Prima di accomodarsi, è d’obbligo sostare in silenziosa preghiera davanti alla lavagna con le specialità del giorno, una volta memorizzate si può confrontare il tutto con il ricco menù: ci sono moltissimi antipasti chiamati sfizi, poi i fritti, le bruschette e una discreta scelta di primi e carni. Le pizze sono così divise: della tradizione, classiche rosse, classiche bianche, le pizze della gatta rosse e le pizze della gatta bianche. E ancora: crostini, calzoni, pizze speciali abbinate a vini, focacce, contorni e insalate. Poi una serie di dolci fatti in casa e le bevande: non sono un’intenditrice di birra, ma la selezione di quelle artigianali sembra piuttosto vasta e c’è ne è sempre una alla spina accanto alle due commerciali. Ottima la scelta di rum e whisky.

Siamo in due e ordiniamo: due supplì imperiali (champagne, burro e tartufo bianco, €5) e uno con zucca, pancetta e mozzarella di bufala affumicata (€4), entrambi dalla lavagna. La straordinaria sapienza e il gusto nel fare questi bofonchiotti di riso dorati mi lascia letteralmente senza fiato. Ordiniamo anche un buon calzoncello fritto con caciocavallo, peperoni e capperi (€3) dal menù.

Le pizze: primo sale, pomodoro, puntarelle e acciughe (€13) dalla lavagna e la più tradizionale del menù, la Romana, quella che in genere a Roma chiamano “Napoli” (non è un gioco di parole), con fior di latte a pezzi, filetti di pomodoro, acciughe e origano (€10). Alla Gatta avevo mangiato altre volte, mai come stasera ho apprezzato le pizze, davvero eccellenti. Poi i dolci: uno Strudel e un Semifreddo al caffé fatti in casa (€6), molto buoni.

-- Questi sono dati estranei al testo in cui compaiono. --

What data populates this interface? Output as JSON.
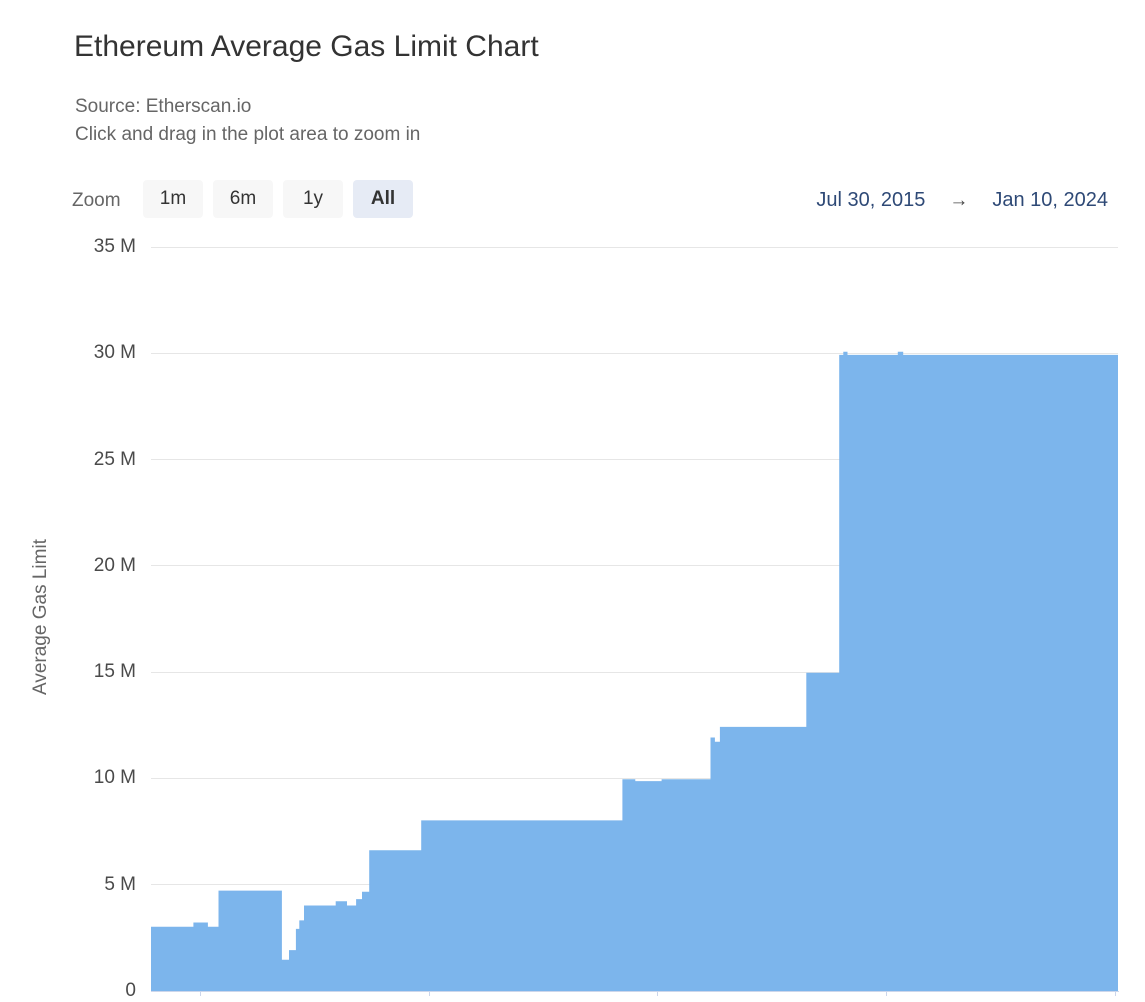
{
  "header": {
    "title": "Ethereum Average Gas Limit Chart",
    "subtitle_source": "Source: Etherscan.io",
    "subtitle_hint": "Click and drag in the plot area to zoom in"
  },
  "range_selector": {
    "zoom_label": "Zoom",
    "buttons": [
      {
        "label": "1m",
        "selected": false
      },
      {
        "label": "6m",
        "selected": false
      },
      {
        "label": "1y",
        "selected": false
      },
      {
        "label": "All",
        "selected": true
      }
    ],
    "date_from": "Jul 30, 2015",
    "arrow": "→",
    "date_to": "Jan 10, 2024"
  },
  "colors": {
    "series_fill": "#7cb5ec",
    "grid": "#e6e6e6",
    "axis_line": "#ccd6eb",
    "title_text": "#333333",
    "muted_text": "#666666",
    "tick_text": "#4a4a4a",
    "date_text": "#2e4976",
    "button_bg": "#f7f7f7",
    "button_selected_bg": "#e6ebf5"
  },
  "chart_data": {
    "type": "area",
    "step": true,
    "title": "Ethereum Average Gas Limit Chart",
    "ylabel": "Average Gas Limit",
    "unit": "million gas",
    "ylim": [
      0,
      35
    ],
    "ytick_values": [
      0,
      5,
      10,
      15,
      20,
      25,
      30,
      35
    ],
    "yticks": [
      "0",
      "5 M",
      "10 M",
      "15 M",
      "20 M",
      "25 M",
      "30 M",
      "35 M"
    ],
    "x_range": [
      "2015-07-30",
      "2024-01-10"
    ],
    "x_tick_dates": [
      "2016-01-01",
      "2018-01-01",
      "2020-01-01",
      "2022-01-01",
      "2024-01-01"
    ],
    "x_tick_labels_visible": false,
    "grid": true,
    "legend": "none",
    "series": [
      {
        "name": "Average Gas Limit",
        "color": "#7cb5ec",
        "points": [
          {
            "date": "2015-07-30",
            "value": 3.0
          },
          {
            "date": "2015-12-14",
            "value": 3.2
          },
          {
            "date": "2016-01-26",
            "value": 3.0
          },
          {
            "date": "2016-03-03",
            "value": 4.7
          },
          {
            "date": "2016-09-18",
            "value": 1.45
          },
          {
            "date": "2016-10-14",
            "value": 1.9
          },
          {
            "date": "2016-11-05",
            "value": 2.9
          },
          {
            "date": "2016-11-16",
            "value": 3.3
          },
          {
            "date": "2016-12-01",
            "value": 4.0
          },
          {
            "date": "2017-03-12",
            "value": 4.2
          },
          {
            "date": "2017-04-14",
            "value": 4.0
          },
          {
            "date": "2017-05-16",
            "value": 4.3
          },
          {
            "date": "2017-06-04",
            "value": 4.65
          },
          {
            "date": "2017-06-27",
            "value": 6.6
          },
          {
            "date": "2017-12-10",
            "value": 8.0
          },
          {
            "date": "2019-09-13",
            "value": 9.94
          },
          {
            "date": "2019-10-21",
            "value": 9.85
          },
          {
            "date": "2020-01-16",
            "value": 9.94
          },
          {
            "date": "2020-06-20",
            "value": 11.9
          },
          {
            "date": "2020-07-01",
            "value": 11.7
          },
          {
            "date": "2020-07-20",
            "value": 12.4
          },
          {
            "date": "2021-04-22",
            "value": 14.95
          },
          {
            "date": "2021-08-05",
            "value": 29.9
          },
          {
            "date": "2021-08-18",
            "value": 30.05
          },
          {
            "date": "2021-08-28",
            "value": 29.9
          },
          {
            "date": "2022-02-08",
            "value": 30.05
          },
          {
            "date": "2022-02-22",
            "value": 29.9
          },
          {
            "date": "2024-01-10",
            "value": 29.9
          }
        ]
      }
    ]
  }
}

Con cinque birre speciali alla spina (€5) e il caffé (€1.50), il conto è di €78,50. Una parola sul servizio: molto gentile, i tempi sono più o meno giusti se si considera che il locale è molto affollato e i proprietari sono disponibili, chiacchieroni e danno consigli che vale sempre la pena ascoltare.

[…]

Conclusioni
In entrambi i posti si mangia in modo eccellente. Alla Gatta, oltre a vivere una bella esperienza gastronomica, c’è anche il disimpegno, le chiacchiere a voce alta, la possibilità di mangiare senza pensarci troppo su e, volendo, l’opportunità di spendere meno. Alla Fucina l’esperienza è un pochino più strutturata, è richiesta maggiore concentrazione dall’inizio alla fine del pasto e i prezzi sono, giustamente, più alti della media. E proprio in nome di questa maggiore versatilità (e un po’ pure per i supplì…) se fossi costretta a scegliere tra le due, voterei per La Gatta Mangiona. Ma come al solito, l’ultima parola spetta a voi.